Journey to Weihai
The time goes by so quickly that it’s really hard to believe final exams for our first set of classes are just around the corner. This campus of around 60 thousand people is the quietest place in all of Jinan. After the trips we have taken and the classes we’ve attended for weeks now, SDU has become like a second home. The food (the lack of Mexican food is the only down side), the sounds of the city, and the nature of the people is truly a unique experience. Traveling away to Weihai this past weekend felt a bit like going to LA from Santa Barbara; “leaving home again” were the words that came to mind.
[below: Jinan train station]

The overnight train ride to Weihai on October 9 was a piece of cake - even in the “hard sleeper” compartments. Which, I must say, are quite comfortable despite the name. At least, “hard sleeper” cars are comfortable compared to the ride we had coming back from Weihai at the end of the weekend. All I could think about then was how much I wanted to lay down during the 8-hour, all-day ride.
[below: settling for an overnight in a “hard sleeper” ]

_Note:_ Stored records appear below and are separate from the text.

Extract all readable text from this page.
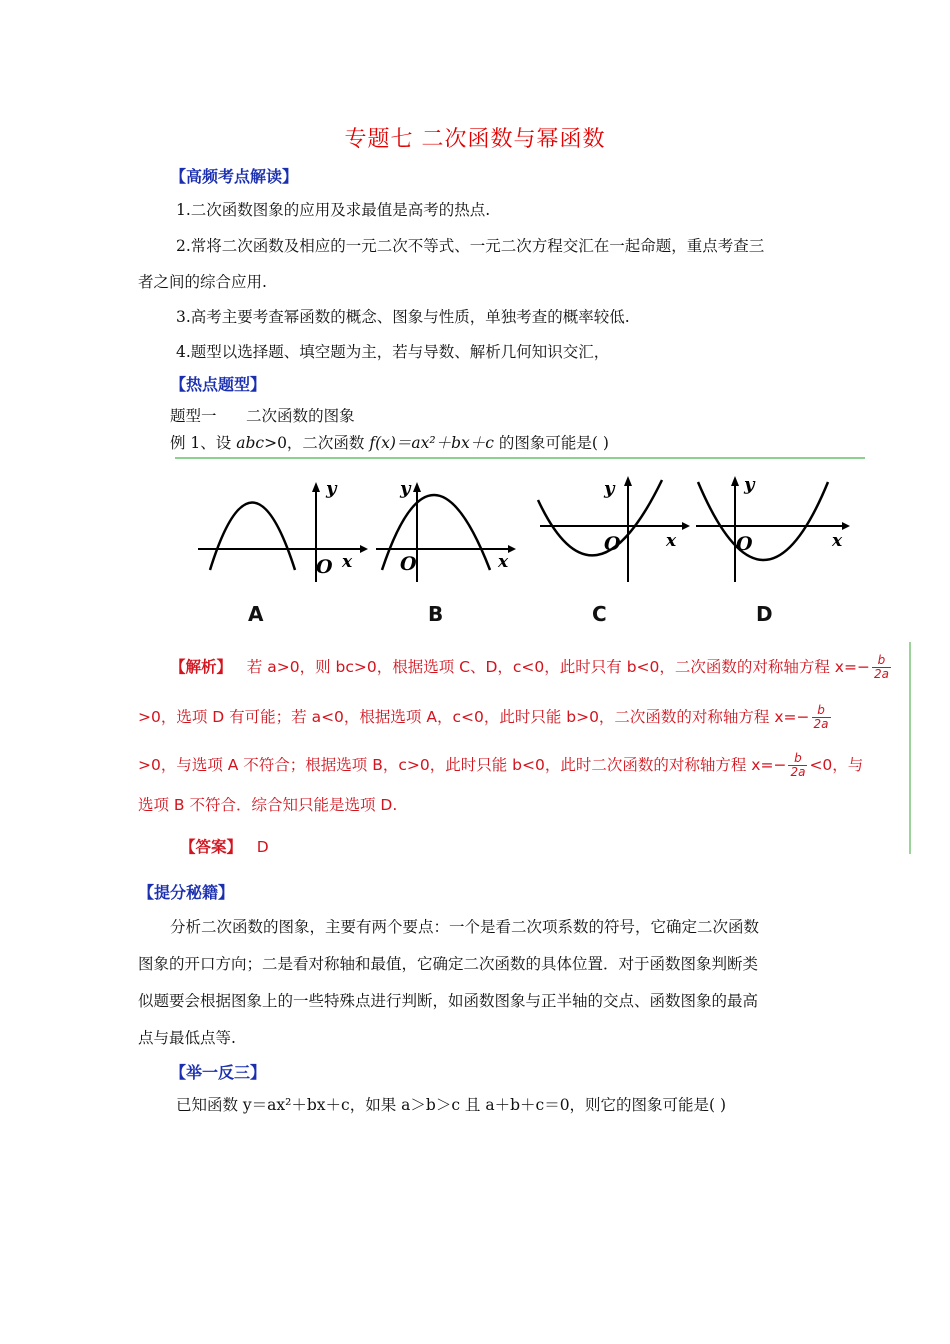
专题七 二次函数与幂函数
【高频考点解读】
1.二次函数图象的应用及求最值是高考的热点.
2.常将二次函数及相应的一元二次不等式、一元二次方程交汇在一起命题，重点考查三
者之间的综合应用.
3.高考主要考查幂函数的概念、图象与性质，单独考查的概率较低.
4.题型以选择题、填空题为主，若与导数、解析几何知识交汇，
【热点题型】
题型一      二次函数的图象
例 1、设 abc>0，二次函数 f(x)＝ax²＋bx＋c 的图象可能是( )
y
O x
A
y
O	x
B
y
O	x
C
y
O	x
D
【解析】 若 a>0，则 bc>0，根据选项 C、D，c<0，此时只有 b<0，二次函数的对称轴方程 $x=- \frac{b}{2a}$
>0，选项 D 有可能；若 a<0，根据选项 A，c<0，此时只能 b>0，二次函数的对称轴方程 $x=- \frac{b}{2a}$
>0，与选项 A 不符合；根据选项 B，c>0，此时只能 b<0，此时二次函数的对称轴方程 $x=- \frac{b}{2a} <0$，与
选项 B 不符合．综合知只能是选项 D.
【答案】 D
【提分秘籍】
分析二次函数的图象，主要有两个要点：一个是看二次项系数的符号，它确定二次函数
图象的开口方向；二是看对称轴和最值，它确定二次函数的具体位置．对于函数图象判断类
似题要会根据图象上的一些特殊点进行判断，如函数图象与正半轴的交点、函数图象的最高
点与最低点等.
【举一反三】
已知函数 y＝ax²＋bx＋c，如果 a＞b＞c 且 a＋b＋c＝0，则它的图象可能是( )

Weihai was immediately exciting when we arrived early on the morning of October 10th. Groups of 3-4 of us grabbed cabs and rode - or perhaps a better word is “raced” - through the city. The cab drivers are crazy! When we arrived at Weihai’s Shandong University hotel (located directly on the beach!) we knew that the weekend was going to be amazing. We got a room on the fourth floor and it had an incredible view of the oceanfront.
The first afternoon was a lot of fun. We took a brief swim in the cold sea and had dinner at a local restaurant where we picked things off the menu at random. In many ways, this is the best part about traveling to a new place.
Walking around the city is an adventure in itself. A few of us were able to explore some of spots that are overlooked by many tourists, such as a boat graveyard where some of the locals actually docked themselves on the boats. That’s where they live!
After a few confusing cab rides we ended up at a building called the Happiness Arch.

There was a restaurant on the top floor of the Arch where we had lunch. It had an amazing 360 degree view of the city.
[below: Risa enjoying the view from the top of the “Happiness Arch”]

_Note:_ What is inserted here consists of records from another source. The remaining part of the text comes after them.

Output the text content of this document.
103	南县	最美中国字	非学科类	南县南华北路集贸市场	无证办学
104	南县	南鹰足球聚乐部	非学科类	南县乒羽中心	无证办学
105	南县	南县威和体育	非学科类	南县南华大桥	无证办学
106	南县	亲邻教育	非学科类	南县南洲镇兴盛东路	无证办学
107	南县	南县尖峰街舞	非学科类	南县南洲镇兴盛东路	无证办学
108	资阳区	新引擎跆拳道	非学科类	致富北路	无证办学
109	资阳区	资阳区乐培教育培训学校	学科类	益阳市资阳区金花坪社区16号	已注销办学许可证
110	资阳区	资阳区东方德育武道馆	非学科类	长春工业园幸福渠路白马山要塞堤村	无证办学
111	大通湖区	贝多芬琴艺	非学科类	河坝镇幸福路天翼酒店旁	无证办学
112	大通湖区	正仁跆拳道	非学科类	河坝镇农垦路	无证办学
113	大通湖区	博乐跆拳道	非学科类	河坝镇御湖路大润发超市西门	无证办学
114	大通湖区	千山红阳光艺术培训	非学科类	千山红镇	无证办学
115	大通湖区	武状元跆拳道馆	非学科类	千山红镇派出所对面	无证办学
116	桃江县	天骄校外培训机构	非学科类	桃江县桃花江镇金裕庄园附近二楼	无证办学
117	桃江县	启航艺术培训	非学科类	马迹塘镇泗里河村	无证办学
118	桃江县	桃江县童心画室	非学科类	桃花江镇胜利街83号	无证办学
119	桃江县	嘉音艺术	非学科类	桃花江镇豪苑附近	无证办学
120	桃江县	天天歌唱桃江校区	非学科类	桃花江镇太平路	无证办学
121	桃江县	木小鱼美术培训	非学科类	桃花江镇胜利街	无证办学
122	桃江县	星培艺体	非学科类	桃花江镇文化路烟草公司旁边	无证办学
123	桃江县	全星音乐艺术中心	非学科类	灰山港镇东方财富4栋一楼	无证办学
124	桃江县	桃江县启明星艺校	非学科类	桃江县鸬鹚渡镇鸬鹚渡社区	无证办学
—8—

[below: Weihai Bay from the top of the “Happiness Arch," Liugong Island in the background]

In the evening we all made our way to Club Seven, where we were able to “get our groove on” with some of the locals and tourists.
[below: escaping, lives intact, from yet another insane taxi ride]

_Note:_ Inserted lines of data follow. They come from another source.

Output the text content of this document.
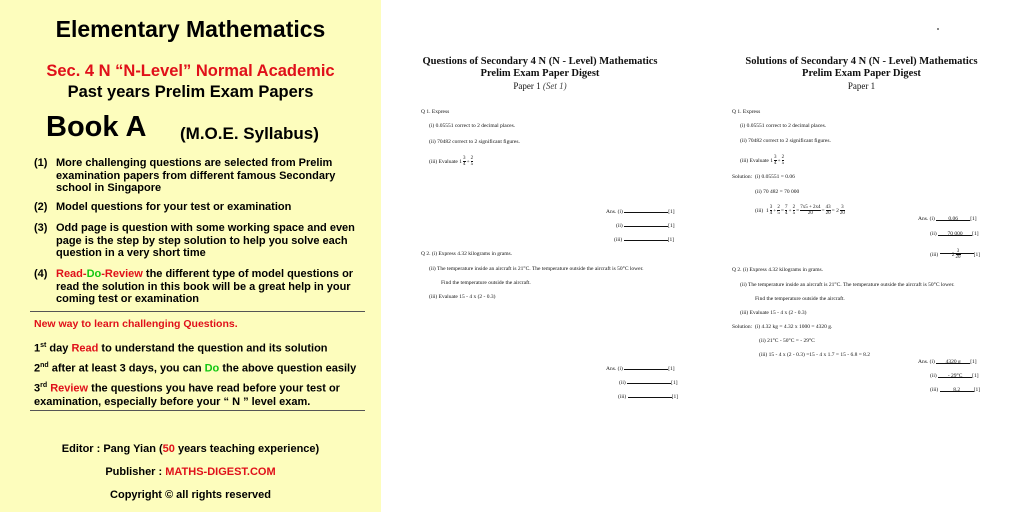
Elementary Mathematics
Sec. 4 N “N-Level” Normal Academic
Past years Prelim Exam Papers
Book A (M.O.E. Syllabus)
(1) More challenging questions are selected from Prelim examination papers from different famous Secondary school in Singapore
(2) Model questions for your test or examination
(3) Odd page is question with some working space and even page is the step by step solution to help you solve each question in a very short time
(4) Read-Do-Review the different type of model questions or read the solution in this book will be a great help in your coming test or examination
New way to learn challenging Questions.
1st day Read to understand the question and its solution
2nd after at least 3 days, you can Do the above question easily
3rd Review the questions you have read before your test or examination, especially before your “ N ” level exam.
Editor : Pang Yian (50 years teaching experience)
Publisher : MATHS-DIGEST.COM
Copyright © all rights reserved
Questions of Secondary 4 N (N - Level) Mathematics
Prelim Exam Paper Digest
Paper 1 (Set 1)
Q 1. Express
(i) 0.05551 correct to 2 decimal places.
(ii) 70482 correct to 2 significant figures.
(iii) Evaluate $1 \frac{3}{4} + \frac{2}{5}$
Ans. (i)	[1]
(ii)	[1]
(iii)	[1]
Q 2. (i) Express 4.32 kilograms in grams.
(ii) The temperature inside an aircraft is 21°C. The temperature outside the aircraft is 50°C lower.
Find the temperature outside the aircraft.
(iii) Evaluate 15 - 4 x (2 - 0.3)
Ans. (i)	[1]
(ii)	[1]
(iii)	[1]
Solutions of Secondary 4 N (N - Level) Mathematics
Prelim Exam Paper Digest
Paper 1
Q 1. Express
(i) 0.05551 correct to 2 decimal places.
(ii) 70482 correct to 2 significant figures.
(iii) Evaluate $1 \frac{3}{4} + \frac{2}{5}$
Solution: (i) 0.05551 = 0.06
(ii) 70 482 = 70 000
(iii)  $1 \frac{3}{4} + \frac{2}{5} = \frac{7}{4} + \frac{2}{5} = \frac{7x5 + 2x4}{20} = \frac{43}{20} = 2 \frac{3}{20}$
Ans. (i) 0.06 [1]
(ii) 70 000 [1]
(iii) $2 \frac{3}{20} [1]$
Q 2. (i) Express 4.32 kilograms in grams.
(ii) The temperature inside an aircraft is 21°C. The temperature outside the aircraft is 50°C lower.
Find the temperature outside the aircraft.
(iii) Evaluate 15 - 4 x (2 - 0.3)
Solution: (i) 4.32 kg = 4.32 x 1000 = 4320 g.
(ii) 21°C - 50°C = - 29°C
(iii) 15 - 4 x (2 - 0.3) =15 - 4 x 1.7 = 15 - 6.8 = 8.2
Ans. (i) 4320 g [1]
(ii) - 29°C [1]
(iii)	8.2 [1]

The next morning, we set out on an adventure to Liugong Island, the birthplace of the first modern naval force in China and site of The Battle of Weihaiwei, where the Empire of Japan inflicted a humiliating defeat on the Chinese in the Sino-Japanese War of 1894-95.
[below: Japanese print from 1895, “After the Battle of Weihaiwei, the Commander of the Chinese Beiyang Fleet, Admiral Ding Juchang, Surrenders to the Japanese commander’ by Mizuno Toshikata”]
After breakfast, we grabbed a taxi out in front of the hotel. We showed the driver our horrible effort at Chinese writing (we’d copied down the characters for “Liugong Island”) and he seemed to get the drift, so off we went. This cab ride was even more insane than the one we’d experienced day before. We wove in and out of traffic, drifted around corners, dodged pedestrians on sidewalks, barreled into oncoming traffic, ran red lights. Somehow, we arrived in one piece down at the docks. We were surprised to discover that getting the tickets for the ferry that would take us to Liugong Island was much easier than we thought - basic caveman grunts and hand signals did the trick.
[below: ferry ride to Liugong Island; Weihai city in the background]

We got to the island after about 15 minutes on the ferry and quickly set out to see the Sino-Japanese War Museum, which was great. It covered the material that we discussed in Dr. Mooney’s class on Modern China. After the museum we went and wandered around an abandoned part of the island. There was no one around but we did see big artillery pieces, a beached submarine, old jet aircraft, and a tank.

We also discovered a bunch of underground bunkers. We probably shouldn’t have explored them – they looked kind of dark and creepy - but, of course, we did anyway. After that we wandered down to the beach and then remembered that the ferries back to Weihai stop running at 5:00 pm so we had to head back. All in all, it was a great experience and we hope to do more adventuring soon.
[below: return to Weihai from Liugong Island; dusk]

[below: end of a rough weekend; 8-hour train ride home from Weihai to Jinan]

[below: if Weihai tired the students out, imagine what it did to their professor!]